Function 2 with swapped lines

void recursiveFunction(int num) {
   if (num < 4)
      recursiveFunction(num + 1);
   printf("%d\n", num);
}

Time-efficiency of recursive algorithms

The time efficiency of recursive algorithms can be expressed in a recurrence relation of Big O notation. They can (usually) then be simplified into a single Big-O term.

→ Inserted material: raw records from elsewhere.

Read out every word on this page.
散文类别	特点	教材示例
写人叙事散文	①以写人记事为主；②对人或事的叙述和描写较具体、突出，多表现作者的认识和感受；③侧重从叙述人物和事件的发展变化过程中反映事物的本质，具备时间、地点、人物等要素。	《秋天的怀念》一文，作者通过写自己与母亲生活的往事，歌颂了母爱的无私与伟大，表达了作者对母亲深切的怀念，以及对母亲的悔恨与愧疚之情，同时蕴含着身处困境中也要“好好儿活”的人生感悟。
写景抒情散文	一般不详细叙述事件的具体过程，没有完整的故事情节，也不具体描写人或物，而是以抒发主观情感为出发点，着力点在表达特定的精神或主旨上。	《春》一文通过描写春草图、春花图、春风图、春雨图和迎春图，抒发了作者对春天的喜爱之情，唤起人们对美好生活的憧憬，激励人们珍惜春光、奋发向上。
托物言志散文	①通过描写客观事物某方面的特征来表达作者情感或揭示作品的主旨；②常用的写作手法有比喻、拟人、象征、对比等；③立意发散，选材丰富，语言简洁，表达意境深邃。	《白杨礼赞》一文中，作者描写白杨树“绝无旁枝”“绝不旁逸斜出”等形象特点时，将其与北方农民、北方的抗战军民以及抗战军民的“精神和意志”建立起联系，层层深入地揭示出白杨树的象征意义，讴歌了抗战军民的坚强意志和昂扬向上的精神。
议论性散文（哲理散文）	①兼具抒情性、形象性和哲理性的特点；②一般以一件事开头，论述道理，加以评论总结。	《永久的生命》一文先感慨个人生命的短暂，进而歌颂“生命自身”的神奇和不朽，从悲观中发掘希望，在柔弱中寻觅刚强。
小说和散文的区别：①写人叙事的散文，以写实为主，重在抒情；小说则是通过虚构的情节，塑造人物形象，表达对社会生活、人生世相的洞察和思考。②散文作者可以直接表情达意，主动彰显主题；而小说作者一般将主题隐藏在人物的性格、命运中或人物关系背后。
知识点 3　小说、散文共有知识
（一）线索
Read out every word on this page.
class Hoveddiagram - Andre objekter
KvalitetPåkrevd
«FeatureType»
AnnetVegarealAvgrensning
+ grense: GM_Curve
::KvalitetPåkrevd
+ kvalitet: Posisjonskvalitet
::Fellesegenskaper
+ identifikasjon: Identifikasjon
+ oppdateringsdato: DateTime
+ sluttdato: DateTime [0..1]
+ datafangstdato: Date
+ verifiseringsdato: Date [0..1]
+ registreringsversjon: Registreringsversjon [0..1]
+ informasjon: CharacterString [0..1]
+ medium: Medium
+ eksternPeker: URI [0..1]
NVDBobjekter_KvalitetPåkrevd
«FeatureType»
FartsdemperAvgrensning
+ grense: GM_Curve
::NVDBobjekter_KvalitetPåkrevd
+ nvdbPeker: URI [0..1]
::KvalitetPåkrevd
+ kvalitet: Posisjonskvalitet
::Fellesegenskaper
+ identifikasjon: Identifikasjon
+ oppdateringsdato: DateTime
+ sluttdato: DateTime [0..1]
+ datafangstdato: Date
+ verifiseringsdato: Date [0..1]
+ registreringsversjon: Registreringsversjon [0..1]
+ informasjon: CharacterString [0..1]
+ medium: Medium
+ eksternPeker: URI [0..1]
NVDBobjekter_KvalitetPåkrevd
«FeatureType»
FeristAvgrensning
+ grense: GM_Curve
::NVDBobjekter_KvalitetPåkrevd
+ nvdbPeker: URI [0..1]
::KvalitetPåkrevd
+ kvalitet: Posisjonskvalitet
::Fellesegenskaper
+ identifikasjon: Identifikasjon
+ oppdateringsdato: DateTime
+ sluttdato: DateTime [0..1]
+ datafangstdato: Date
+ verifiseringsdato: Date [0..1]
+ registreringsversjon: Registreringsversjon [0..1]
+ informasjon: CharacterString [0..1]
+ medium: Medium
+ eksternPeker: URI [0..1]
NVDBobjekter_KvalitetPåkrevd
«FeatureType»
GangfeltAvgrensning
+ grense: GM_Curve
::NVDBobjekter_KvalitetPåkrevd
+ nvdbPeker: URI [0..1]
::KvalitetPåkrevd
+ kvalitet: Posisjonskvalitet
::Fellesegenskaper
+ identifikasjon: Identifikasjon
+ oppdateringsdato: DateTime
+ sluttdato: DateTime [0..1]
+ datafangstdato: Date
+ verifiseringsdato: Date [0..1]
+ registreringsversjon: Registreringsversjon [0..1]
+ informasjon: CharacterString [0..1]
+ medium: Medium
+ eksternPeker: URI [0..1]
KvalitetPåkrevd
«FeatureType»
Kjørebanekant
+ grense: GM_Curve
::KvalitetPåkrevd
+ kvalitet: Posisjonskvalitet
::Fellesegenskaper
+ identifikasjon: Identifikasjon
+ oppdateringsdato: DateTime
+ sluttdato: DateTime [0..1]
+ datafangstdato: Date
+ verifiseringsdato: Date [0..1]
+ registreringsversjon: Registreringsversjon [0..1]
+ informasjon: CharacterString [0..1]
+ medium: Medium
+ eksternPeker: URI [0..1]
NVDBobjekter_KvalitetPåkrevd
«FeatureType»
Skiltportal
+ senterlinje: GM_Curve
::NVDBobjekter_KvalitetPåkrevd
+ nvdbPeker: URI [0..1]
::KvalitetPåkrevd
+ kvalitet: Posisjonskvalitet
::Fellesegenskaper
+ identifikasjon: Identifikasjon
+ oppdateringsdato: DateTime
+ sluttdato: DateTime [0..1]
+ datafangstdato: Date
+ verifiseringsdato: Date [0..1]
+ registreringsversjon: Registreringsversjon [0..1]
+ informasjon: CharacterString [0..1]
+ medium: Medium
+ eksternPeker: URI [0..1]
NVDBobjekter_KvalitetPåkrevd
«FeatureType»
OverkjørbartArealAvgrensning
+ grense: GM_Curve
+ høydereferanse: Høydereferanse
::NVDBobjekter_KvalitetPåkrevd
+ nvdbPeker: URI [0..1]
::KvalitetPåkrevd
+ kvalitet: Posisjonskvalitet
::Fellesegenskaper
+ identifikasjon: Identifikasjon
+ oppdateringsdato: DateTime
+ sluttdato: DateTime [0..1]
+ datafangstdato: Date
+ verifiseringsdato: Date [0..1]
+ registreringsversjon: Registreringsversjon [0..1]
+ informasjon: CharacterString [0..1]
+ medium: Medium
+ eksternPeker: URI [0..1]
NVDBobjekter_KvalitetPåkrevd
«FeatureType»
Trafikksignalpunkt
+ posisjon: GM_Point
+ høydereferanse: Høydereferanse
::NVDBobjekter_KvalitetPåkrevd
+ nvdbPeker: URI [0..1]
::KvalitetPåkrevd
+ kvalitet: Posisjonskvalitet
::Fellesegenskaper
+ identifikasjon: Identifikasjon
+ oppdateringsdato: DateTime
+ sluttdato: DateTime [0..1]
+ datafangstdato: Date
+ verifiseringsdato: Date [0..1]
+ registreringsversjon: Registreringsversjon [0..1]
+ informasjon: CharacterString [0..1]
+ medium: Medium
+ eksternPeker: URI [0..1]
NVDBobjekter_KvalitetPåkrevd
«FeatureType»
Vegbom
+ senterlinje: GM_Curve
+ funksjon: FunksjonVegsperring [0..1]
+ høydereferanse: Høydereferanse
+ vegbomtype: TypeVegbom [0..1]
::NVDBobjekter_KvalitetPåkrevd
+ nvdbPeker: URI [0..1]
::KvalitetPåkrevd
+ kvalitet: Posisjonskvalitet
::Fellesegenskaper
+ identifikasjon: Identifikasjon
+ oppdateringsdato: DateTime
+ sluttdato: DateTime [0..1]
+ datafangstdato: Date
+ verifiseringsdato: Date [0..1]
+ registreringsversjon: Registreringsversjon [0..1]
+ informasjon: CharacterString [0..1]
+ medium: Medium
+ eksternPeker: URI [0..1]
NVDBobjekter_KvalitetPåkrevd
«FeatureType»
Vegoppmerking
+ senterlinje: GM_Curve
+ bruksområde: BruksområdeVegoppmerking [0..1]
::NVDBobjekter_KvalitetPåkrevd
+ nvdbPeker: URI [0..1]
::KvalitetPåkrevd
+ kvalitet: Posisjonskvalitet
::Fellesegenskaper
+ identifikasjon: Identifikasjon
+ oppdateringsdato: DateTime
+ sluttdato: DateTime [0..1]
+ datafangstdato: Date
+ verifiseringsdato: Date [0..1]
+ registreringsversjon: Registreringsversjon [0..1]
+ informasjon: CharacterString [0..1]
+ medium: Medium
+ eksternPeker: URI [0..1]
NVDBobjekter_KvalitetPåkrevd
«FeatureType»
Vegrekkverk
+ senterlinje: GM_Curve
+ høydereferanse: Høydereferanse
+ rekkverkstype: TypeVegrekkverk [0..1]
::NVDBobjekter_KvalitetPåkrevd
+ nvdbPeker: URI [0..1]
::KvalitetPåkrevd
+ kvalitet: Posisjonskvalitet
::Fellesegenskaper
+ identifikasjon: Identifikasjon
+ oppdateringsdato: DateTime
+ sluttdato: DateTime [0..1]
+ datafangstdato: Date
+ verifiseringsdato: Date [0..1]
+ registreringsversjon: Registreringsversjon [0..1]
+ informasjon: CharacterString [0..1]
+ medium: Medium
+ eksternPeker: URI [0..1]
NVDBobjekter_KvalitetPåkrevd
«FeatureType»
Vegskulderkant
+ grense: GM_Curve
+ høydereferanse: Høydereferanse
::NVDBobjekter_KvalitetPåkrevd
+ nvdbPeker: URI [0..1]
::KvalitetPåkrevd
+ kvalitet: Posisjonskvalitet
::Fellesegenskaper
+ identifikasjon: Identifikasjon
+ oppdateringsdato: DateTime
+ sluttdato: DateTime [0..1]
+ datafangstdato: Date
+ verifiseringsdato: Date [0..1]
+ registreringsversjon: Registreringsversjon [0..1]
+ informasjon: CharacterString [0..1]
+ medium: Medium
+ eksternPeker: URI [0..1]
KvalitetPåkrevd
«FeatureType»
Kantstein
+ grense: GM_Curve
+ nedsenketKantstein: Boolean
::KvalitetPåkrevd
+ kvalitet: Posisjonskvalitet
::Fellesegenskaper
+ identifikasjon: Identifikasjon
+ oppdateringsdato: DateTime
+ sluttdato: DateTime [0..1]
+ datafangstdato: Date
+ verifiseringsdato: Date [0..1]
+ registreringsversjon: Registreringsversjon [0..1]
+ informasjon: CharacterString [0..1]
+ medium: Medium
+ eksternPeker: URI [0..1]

Shortcut rule (master theorem)

If the time-complexity of the function is in the form 

${\displaystyle T(n)=a\cdot T(n/b)+f(n)}$

Then the Big O of the time-complexity is thus:

• If ${\displaystyle f(n)=O(n^{\log _{b}a-\epsilon })}$ for some constant ${\displaystyle \epsilon >0}$, then ${\displaystyle T(n)=\Theta (n^{\log _{b}a})}$
• If ${\displaystyle f(n)=\Theta (n^{\log _{b}a})}$, then ${\displaystyle T(n)=\Theta (n^{\log _{b}a}\log n)}$
• If ${\displaystyle f(n)=\Omega (n^{\log _{b}a+\epsilon })}$ for some constant ${\displaystyle \epsilon >0}$, and if ${\displaystyle a\cdot f(n/b)\leq c\cdot f(n)}$ for some constant c < 1 and all sufficiently large n, then ${\displaystyle T(n)=\Theta (f(n))}$

where a represents the number of recursive calls at each level of recursion, b represents by what factor smaller the input is for the next level of recursion (i.e. the number of pieces you divide the problem into), and f (n) represents the work the function does independent of any recursion (e.g. partitioning, recombining) at each level of recursion.